「おらおらでひとりいぐも」は若竹千佐子さんの芥川賞受賞作…

西日本新聞

 「おらおらでひとりいぐも」は若竹千佐子さんの芥川賞受賞作。東北弁のタイトルは宮沢賢治の詩から。「私は私で独り逝く」という覚悟を「私は私で独り生きていくから」という決意の意味で使ったそうだ

▼海の向こうには、おらおらの大統領。国内外の反対を歯牙にもかけず、私は私で一人好き勝手にやってきた。トランプ米大統領の就任からきょうで1年

▼先日、健康診断の際に受けた認知能力検査は満点だったとか。核のボタンを握る人の認知能力が怪しければ世界は終わりかねない。満点は結構だが、トランプ氏が自ら進んで検査を受けたのは、不安定な精神状態を危ぶむ声があったからだ

▼中でも、最近の「シットホール」発言。「肥だめ」「屋外便所」の意味で「くそったれ」という罵声にも訳される。まともな大人は公の場で決して口にしない言葉だが、トランプ氏は中米やアフリカの国々をそう呼んだ

▼政権に批判的なメディアを名指しして「フェイク(偽)ニュース賞」も発表した。
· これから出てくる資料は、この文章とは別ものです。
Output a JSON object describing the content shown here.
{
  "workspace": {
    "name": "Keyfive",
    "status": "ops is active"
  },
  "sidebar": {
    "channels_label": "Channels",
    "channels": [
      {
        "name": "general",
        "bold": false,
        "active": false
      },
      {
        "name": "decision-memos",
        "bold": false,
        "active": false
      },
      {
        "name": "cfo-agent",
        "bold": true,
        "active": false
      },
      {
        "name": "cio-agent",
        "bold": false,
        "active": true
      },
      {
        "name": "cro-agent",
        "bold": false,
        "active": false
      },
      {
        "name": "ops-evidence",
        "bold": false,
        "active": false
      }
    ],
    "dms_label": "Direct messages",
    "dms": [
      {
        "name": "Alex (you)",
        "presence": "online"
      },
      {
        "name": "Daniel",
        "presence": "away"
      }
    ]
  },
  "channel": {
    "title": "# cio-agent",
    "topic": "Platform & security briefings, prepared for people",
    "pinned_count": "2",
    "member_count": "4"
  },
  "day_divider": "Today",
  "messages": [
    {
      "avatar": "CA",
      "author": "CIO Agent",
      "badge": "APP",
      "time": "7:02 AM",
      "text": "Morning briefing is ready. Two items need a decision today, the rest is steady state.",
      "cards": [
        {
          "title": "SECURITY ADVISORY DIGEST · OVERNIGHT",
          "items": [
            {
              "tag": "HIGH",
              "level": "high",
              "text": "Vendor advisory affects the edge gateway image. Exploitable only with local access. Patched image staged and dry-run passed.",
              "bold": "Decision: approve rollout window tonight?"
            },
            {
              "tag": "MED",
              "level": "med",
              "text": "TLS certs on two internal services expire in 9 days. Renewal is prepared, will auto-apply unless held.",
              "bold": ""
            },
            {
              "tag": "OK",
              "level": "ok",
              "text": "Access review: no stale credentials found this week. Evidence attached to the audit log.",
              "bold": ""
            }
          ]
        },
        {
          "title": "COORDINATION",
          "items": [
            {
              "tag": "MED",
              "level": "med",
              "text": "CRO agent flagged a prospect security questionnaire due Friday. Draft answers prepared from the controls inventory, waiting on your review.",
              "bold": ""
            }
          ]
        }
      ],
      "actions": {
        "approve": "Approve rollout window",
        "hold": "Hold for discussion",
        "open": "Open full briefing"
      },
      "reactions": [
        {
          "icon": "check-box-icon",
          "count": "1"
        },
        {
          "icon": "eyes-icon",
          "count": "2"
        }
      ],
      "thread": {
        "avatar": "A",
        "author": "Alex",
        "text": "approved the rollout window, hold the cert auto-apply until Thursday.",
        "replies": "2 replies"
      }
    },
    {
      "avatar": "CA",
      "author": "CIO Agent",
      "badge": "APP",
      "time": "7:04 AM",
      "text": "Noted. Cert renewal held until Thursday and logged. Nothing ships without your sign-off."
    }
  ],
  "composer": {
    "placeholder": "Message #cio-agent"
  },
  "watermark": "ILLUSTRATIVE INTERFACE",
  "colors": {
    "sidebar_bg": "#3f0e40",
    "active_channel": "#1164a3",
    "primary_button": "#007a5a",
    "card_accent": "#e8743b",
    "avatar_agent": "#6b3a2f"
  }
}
自身はうそや事実誤認の発言を繰り返していながら、訂正も謝罪も、まずしない。やっぱり超大国の指導者としての認知能力を疑いたくなる

▼小説では主人公の頭の中でいろんな思いが東北弁になって駆け巡る。世界はこれからも、トランプ氏の頭の中を駆け巡る「おらおらツイート」に振り回されるのか、と思うにつけ寒々しい。そういえば、きょうは大寒。